We fancy ourselves sophisticates living in the information age, but we do so saddled with the hand-me-down brains of our stone age ancestors; brains better adapted to the now non-existent threats of an ancient world. We tend to be ruled by our (less reliable) guts than our (more evolved) heads. We have other unfortunate tendencies, as well. We have a weakness for stories with emotional impact, we are suggestible, even by random influences, we seek information that confirms what we already know and we tend to deem things common if we can recall more than one example of them. Leave such a creature prey to a media that thrives on an “if-it-bleeds-it-leads” sensibility, corporations seeking to profit from our fears, and governments looking to get elected by playing off our desire for security, and you’ve got the recipe for a nation of Chicken Littles living under a sky full of acorns.
Take cancer. Most of us know the alarming statistic that half of all men and a third of women will get cancer. Cancer is rarely mentioned without the word “epidemic” attached. But despite appearances to the contrary, cancer remains a disease of the aged in a species whose lifespan continues to lengthen. Florida, with its many retirees, has three times the cancer rate of Alaska, but when the death rates for these states are age-adjusted, they’re almost identical. Childhood cancers have been stable since 1985, when the advent of improved diagnostic equipment increased detection of previously unseen manifestations of the disease. So why do we see so many stories about young women or children dying of cancer? The simple answer is that the plight of the vulnerable makes good copy. But it still doesn’t change the fact that this is not the demographic predominantly dying from the disease.

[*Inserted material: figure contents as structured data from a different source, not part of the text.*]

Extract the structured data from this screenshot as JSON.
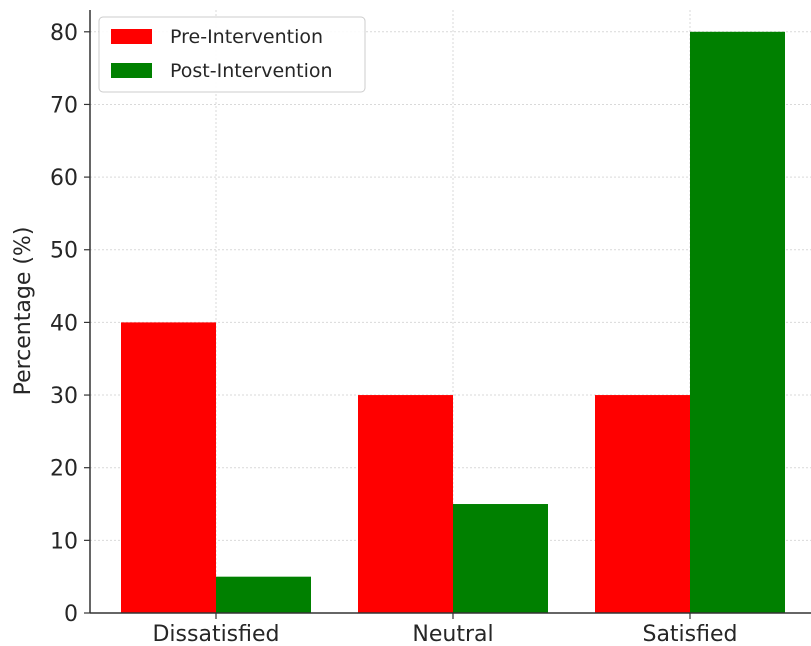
{
  "chart_data": {
    "type": "bar",
    "categories": [
      "Dissatisfied",
      "Neutral",
      "Satisfied"
    ],
    "series": [
      {
        "name": "Pre-Intervention",
        "values": [
          40,
          30,
          30
        ],
        "color": "#ff0000"
      },
      {
        "name": "Post-Intervention",
        "values": [
          5,
          15,
          80
        ],
        "color": "#008000"
      }
    ],
    "xlabel": "",
    "ylabel": "Percentage (%)",
    "ylim": [
      0,
      83
    ],
    "yticks": [
      0,
      10,
      20,
      30,
      40,
      50,
      60,
      70,
      80
    ],
    "grid": true,
    "legend_position": "top-left"
  }
}
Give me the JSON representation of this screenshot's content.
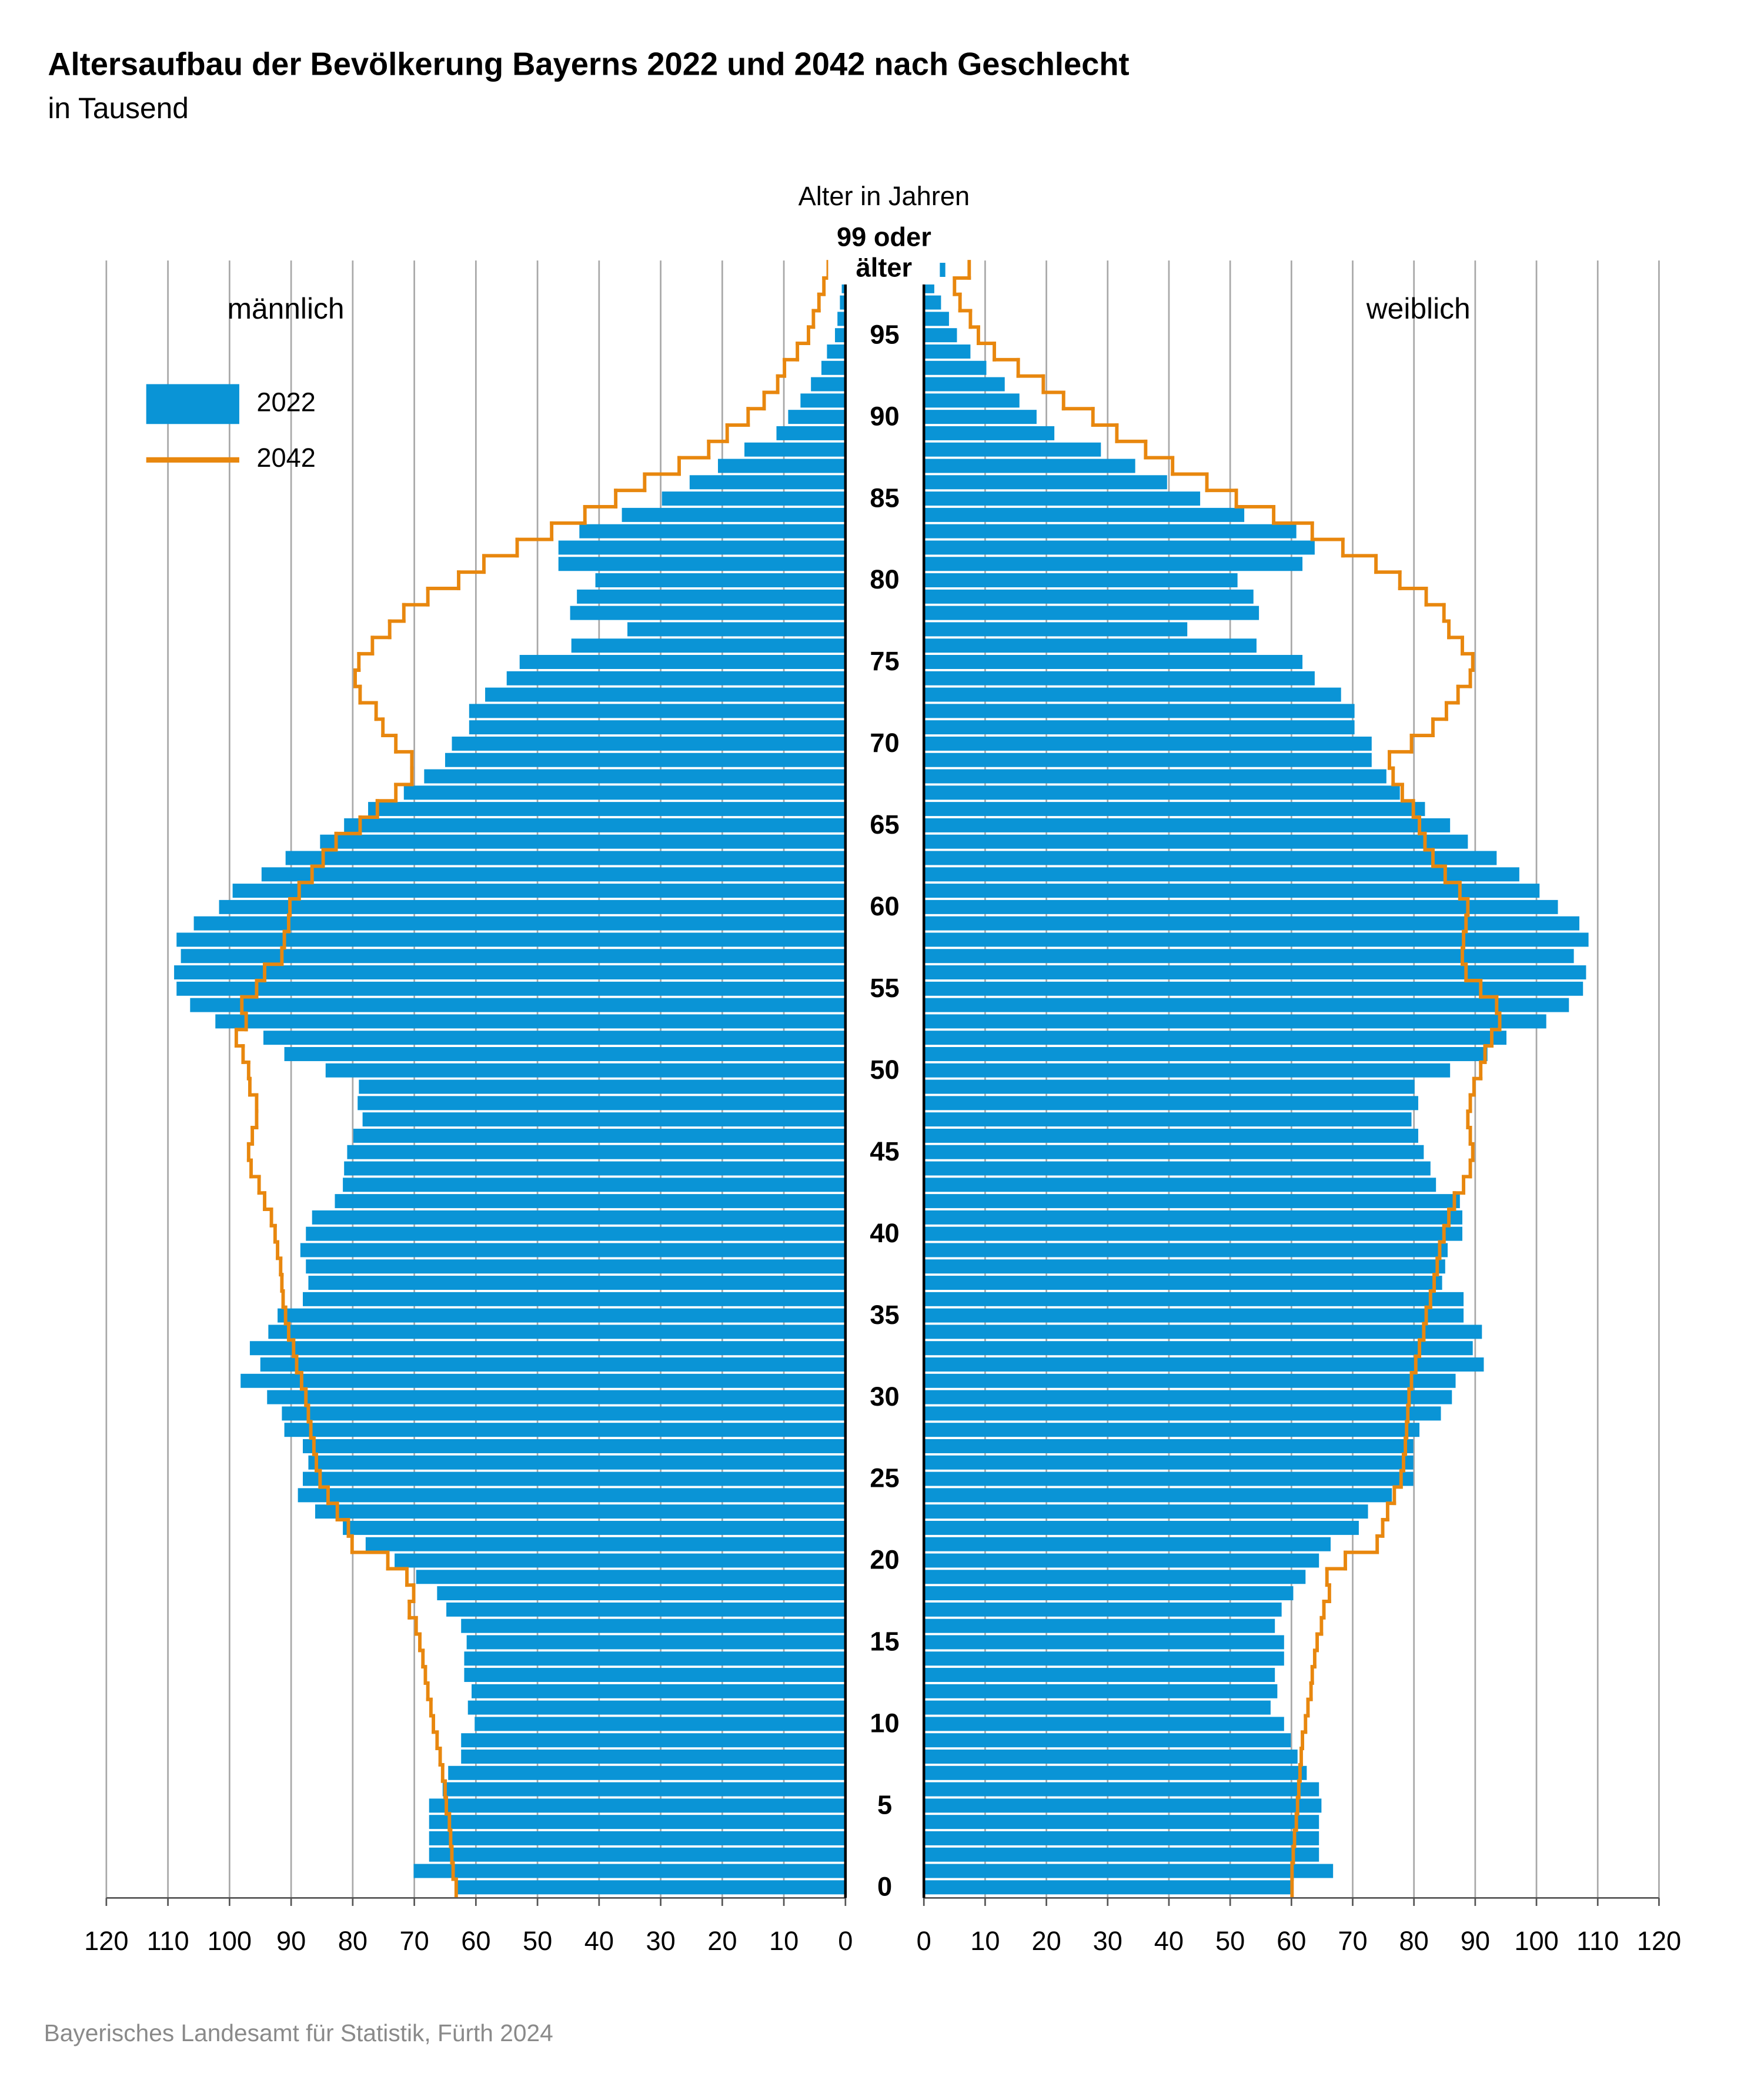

In the case of crime, the media image of the problem is upside down, with common crimes ignored in favour of rarer events of the “true crime” variety. Gardner gamely puts in a plug for the laudable intentions of his fellow journalists, but then goes on to cite countless other instances of media hype distorting reality. Media coverage of school shootings has led to many American schools locking out their communities, for example, but the chance the average student will be murdered at school is 0.00006 percent, a number considered by statisticians to be, effectively, zero.
Canadian children, likewise, are being raised like “battery chickens,” kept at home because of parents’ fears that they might get abducted. But when you consider that the chance of a child being abducted by a stranger is another statistical zero, the real risk then becomes the health of a sedentary child that may suffer from a very real threat like obesity.
An excellent chapter on the terrorist fearmongering in the aftermath of 9/11 draws our attention, among other things, to the profound divide in the attitude of two American presidents facing a national crisis. In 1935, FDR exhorted Americans that the only thing they had to fear was “fear itself.” Seventy years later, George W. Bush got support for the invasion of Iraq by playing to Americans’ simmering fears for their national safety.
Gardner is not arguing that the things we are anxious about are not risks, merely that many of them are not enough of a threat to merit the degree of attention we pay to them. After all, there is intrinsic risk in everything we do, but the things that are really killing us in droves: diabetes, car accidents and heart disease, are simply too mundane, too common, to make headlines. Gardner’s is essentially a plea to rationality and common sense, and he makes his case with exceptional lucidity. This is a book that — unlike the next series of looming “disasters” inevitably lying in the lurch — justly deserves our undivided attention.